Having a living will and power of attorney designates a person to handle health care and financial decisions when you’re no longer able to.
Advanced medical directive or living will. This document designates who can make health care decisions for you. These decisions include whether you’d like medical care and how much and when you want to be taken off life support, as well as autopsy, cremation and organ donation choices.
“If you don’t have a medical directive, your relatives will have to make these decisions for you—whether to keep you alive and where, how and if you’ll be buried,” says Kessler.
Once you have medical directives in place, Bourdon suggests providing copies to anyone named in the document.
Durable financial power of attorney. With this document, you can establish who would be able to write checks, manage property and take control of your finances if you’re unable to.
“The only thing they cannot do is write a will or establish a trust,” says Meyring. Since this is a contingency document, the person who signs this must give the other person permission to manage their finances.
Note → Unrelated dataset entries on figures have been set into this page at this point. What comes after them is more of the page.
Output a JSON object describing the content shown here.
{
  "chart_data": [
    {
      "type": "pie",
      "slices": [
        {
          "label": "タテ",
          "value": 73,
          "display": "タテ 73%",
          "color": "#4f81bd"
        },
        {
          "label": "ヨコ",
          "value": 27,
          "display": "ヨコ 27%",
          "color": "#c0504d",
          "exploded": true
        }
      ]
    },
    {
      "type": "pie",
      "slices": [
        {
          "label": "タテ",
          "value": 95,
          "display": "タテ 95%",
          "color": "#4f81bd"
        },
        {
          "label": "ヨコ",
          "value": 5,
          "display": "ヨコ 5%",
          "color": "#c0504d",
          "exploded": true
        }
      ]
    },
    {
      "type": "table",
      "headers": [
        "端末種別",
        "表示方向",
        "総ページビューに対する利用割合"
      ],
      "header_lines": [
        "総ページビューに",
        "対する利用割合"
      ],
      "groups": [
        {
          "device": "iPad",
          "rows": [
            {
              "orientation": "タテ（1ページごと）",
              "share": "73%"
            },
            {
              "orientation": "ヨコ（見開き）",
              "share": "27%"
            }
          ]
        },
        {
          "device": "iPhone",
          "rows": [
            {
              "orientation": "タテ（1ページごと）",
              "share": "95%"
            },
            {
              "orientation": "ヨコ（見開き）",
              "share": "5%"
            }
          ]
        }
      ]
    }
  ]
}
Durable means that it will withstand a mental incapacity, says Michel. If this was signed when you’ve no mental or physical issues, it’ll still be effective and legal if you become incapacitated.
An estate plan should have a list of assets and account numbers to help the executor administer your estate.
“It used to be the survivor found out about the accounts by going through the mailbox, but this becomes difficult with electronic statements,” says Bourdon.
Since medical records aren’t released to a spouse, signing a HIPPA form will help make changing physicians or dentists easier if you’ve a guardianship or aren’t physically able to get around.
“The release is a document that you would sign that would allow the hospital and doctors to release your medical records,” says Michel.
The HIPAA release will also cut through a lot of red tape if the cause of death was in dispute.